Chasing red shirts internationally

23 09 2014

Pavin Chachavalpongpun, himself in trouble with the military dictatorship in Bangkok, has an important op-ed at The Japan Times. In it, he points to the actions of the military junta hunting political opponents inside Cambodia.

As is well known, there are many opponents of the royalist junta who have gone into hiding outside the country.

Pavin refers to the case of Ekaphop Luera (or Tang Acheewa), accused of lese majeste prior to the military coup, but who fled to Cambodia.

Ekaphop has now had to leave Sihanoukville for an undisclosed location. He says he “knew he had to run to avoid being captured by agents of the Thai military.”

Ekaphop is being tracked and hunted by the military junta even while “under the protection of the Cambodian office of the United Nations High Commissioner for Refugees (UNHCR).”

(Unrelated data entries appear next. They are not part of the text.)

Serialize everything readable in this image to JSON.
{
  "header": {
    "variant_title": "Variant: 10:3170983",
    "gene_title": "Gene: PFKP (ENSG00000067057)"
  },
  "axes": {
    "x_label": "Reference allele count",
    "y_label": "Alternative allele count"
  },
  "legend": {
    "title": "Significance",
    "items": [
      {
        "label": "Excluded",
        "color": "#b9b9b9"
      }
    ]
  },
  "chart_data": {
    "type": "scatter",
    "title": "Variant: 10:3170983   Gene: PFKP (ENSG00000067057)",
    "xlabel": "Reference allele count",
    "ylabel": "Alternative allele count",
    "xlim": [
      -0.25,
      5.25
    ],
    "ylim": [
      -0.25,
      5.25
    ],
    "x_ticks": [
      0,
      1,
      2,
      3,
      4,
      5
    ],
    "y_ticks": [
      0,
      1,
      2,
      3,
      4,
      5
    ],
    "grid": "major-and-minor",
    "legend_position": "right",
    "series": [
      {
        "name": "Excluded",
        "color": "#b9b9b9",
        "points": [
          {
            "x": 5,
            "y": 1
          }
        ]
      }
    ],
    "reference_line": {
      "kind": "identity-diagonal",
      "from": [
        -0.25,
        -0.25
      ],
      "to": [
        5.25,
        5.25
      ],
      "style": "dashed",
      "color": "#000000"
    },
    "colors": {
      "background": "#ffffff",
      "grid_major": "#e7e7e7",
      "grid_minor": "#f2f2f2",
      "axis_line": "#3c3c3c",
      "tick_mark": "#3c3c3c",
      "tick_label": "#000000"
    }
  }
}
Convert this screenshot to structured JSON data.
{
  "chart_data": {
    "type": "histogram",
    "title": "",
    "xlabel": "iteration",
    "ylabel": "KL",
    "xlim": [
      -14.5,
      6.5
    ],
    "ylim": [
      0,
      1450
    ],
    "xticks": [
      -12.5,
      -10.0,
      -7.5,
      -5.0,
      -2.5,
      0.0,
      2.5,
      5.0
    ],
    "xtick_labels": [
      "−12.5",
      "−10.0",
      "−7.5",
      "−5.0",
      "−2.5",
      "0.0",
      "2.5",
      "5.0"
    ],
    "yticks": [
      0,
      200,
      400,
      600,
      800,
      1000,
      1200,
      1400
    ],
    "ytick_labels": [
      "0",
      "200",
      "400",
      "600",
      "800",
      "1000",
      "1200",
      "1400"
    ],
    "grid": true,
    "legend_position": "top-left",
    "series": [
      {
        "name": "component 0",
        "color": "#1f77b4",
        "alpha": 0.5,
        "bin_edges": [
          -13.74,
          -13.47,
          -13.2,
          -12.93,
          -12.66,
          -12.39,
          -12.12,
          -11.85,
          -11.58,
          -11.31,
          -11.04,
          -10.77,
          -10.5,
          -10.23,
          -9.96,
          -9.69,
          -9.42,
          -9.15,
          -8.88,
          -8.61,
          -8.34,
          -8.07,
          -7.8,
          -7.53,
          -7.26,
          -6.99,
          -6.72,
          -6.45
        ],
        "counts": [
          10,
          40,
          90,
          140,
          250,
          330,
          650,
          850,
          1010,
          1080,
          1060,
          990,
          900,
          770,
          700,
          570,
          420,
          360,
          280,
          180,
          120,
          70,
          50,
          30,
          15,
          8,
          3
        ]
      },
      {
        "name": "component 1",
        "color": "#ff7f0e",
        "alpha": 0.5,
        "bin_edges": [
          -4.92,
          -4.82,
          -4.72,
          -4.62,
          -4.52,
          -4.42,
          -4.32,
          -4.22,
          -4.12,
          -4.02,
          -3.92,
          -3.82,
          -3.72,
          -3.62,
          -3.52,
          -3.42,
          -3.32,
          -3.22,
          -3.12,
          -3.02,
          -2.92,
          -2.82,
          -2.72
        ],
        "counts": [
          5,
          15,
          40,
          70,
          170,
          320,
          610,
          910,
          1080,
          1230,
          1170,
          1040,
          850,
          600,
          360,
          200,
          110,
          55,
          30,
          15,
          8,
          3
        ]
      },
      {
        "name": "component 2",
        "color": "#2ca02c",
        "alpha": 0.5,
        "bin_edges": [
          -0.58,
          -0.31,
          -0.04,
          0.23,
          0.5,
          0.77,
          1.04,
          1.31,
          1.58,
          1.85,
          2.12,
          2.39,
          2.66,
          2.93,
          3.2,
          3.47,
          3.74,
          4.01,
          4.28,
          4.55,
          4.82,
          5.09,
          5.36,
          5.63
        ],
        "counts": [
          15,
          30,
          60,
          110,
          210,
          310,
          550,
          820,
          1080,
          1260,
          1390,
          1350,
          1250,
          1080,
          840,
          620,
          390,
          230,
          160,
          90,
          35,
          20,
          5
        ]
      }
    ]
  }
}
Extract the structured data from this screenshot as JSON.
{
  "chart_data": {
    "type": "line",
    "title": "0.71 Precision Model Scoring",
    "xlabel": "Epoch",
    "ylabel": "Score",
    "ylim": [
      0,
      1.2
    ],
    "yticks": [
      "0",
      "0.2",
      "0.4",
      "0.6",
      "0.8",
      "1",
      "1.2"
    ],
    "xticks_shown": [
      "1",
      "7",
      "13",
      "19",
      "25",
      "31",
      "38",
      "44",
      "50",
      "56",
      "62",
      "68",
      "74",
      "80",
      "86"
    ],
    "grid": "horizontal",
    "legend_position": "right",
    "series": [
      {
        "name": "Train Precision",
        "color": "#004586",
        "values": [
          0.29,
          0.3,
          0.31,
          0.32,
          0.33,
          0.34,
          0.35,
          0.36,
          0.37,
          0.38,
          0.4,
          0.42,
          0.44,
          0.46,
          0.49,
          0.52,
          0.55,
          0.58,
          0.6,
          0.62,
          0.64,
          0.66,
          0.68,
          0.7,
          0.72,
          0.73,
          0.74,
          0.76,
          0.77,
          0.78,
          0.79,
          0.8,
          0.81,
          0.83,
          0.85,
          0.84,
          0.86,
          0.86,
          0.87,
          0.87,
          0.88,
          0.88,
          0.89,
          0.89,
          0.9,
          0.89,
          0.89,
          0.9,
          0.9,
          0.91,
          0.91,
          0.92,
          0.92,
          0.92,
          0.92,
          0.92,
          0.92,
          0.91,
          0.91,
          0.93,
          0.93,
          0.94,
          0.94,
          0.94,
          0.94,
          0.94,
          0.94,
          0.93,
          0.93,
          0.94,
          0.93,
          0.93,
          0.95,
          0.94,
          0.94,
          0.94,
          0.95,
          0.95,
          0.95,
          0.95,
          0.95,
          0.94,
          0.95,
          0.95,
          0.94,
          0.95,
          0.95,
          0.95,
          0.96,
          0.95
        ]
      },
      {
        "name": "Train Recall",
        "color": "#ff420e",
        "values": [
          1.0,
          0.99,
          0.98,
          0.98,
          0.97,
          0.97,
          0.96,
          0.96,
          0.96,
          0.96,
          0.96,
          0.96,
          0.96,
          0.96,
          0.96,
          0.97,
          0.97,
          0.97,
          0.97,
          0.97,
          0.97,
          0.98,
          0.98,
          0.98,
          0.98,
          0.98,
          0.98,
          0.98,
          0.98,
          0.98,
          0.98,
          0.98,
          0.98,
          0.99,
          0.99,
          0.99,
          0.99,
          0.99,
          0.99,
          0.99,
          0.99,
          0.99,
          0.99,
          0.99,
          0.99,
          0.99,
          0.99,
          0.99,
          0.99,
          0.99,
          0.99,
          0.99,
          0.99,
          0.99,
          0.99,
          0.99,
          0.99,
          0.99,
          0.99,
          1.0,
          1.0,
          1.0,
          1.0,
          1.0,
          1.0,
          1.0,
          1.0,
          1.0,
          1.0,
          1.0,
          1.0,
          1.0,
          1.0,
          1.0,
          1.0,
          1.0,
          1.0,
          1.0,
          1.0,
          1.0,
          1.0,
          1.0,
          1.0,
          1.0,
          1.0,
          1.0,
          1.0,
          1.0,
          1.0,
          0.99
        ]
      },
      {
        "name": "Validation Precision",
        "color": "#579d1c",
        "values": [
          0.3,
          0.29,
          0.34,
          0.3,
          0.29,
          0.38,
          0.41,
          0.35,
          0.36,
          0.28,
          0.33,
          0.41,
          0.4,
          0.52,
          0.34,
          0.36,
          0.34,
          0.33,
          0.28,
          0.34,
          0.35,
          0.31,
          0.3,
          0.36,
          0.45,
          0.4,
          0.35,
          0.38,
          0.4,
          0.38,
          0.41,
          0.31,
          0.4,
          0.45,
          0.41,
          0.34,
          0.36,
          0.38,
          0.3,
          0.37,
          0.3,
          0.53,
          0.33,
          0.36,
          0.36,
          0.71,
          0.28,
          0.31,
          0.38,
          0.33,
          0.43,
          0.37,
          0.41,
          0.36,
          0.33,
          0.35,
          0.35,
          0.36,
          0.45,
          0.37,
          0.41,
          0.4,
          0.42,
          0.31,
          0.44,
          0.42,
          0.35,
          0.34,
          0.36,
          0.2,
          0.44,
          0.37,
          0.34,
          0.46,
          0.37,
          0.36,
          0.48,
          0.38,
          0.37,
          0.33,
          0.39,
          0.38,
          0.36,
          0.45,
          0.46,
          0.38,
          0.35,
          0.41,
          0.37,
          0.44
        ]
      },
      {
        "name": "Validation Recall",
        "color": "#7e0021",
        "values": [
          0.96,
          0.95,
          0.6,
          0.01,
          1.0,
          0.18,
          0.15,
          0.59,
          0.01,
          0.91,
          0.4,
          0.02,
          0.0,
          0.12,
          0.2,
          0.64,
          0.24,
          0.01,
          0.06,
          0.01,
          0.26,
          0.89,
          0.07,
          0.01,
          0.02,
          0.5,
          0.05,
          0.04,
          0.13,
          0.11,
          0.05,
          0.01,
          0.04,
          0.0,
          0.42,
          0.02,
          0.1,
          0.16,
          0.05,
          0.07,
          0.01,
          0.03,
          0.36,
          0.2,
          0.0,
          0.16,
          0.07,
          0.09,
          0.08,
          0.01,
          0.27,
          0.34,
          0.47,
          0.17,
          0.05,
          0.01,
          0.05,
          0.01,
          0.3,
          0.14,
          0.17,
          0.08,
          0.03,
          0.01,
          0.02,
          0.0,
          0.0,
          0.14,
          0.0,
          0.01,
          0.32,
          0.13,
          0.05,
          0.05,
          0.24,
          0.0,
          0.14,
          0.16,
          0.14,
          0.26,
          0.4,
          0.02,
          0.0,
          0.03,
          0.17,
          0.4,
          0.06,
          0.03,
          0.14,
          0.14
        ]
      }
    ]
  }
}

Pavin worries that this “protection” does not “necessarily guarantee his safety, particularly after the recent rapprochement between Thailand and Cambodia.” This naturally raises concerns about others who have fled Thailand.

Ekaphop states that:

the Thai military sent officers to monitor his movement in Cambodia, even to rent a room next door while he was hiding in Sihanoukville. Earlier the Thai Army arrested a Cambodian friend of Ekapop who crossed the border into Thailand to conduct business. He was interrogated and forced to disclose the whereabouts of Ekapop. Now the Thai Army has received a “green light” from the Cambodian authorities to abduct Ekapop and take him home, even if it infringes Cambodian sovereignty.

And, Pavin adds, Ekaphop is “not the only target.” He says “[o]ther fugitives have complained about similar harassment from the Thai military with the consent of the Cambodian government.” He says: “[t]heir lives are in danger.”

The junta came into existence as an illegal regime. Today it continues to operate outside the law, domestic and international.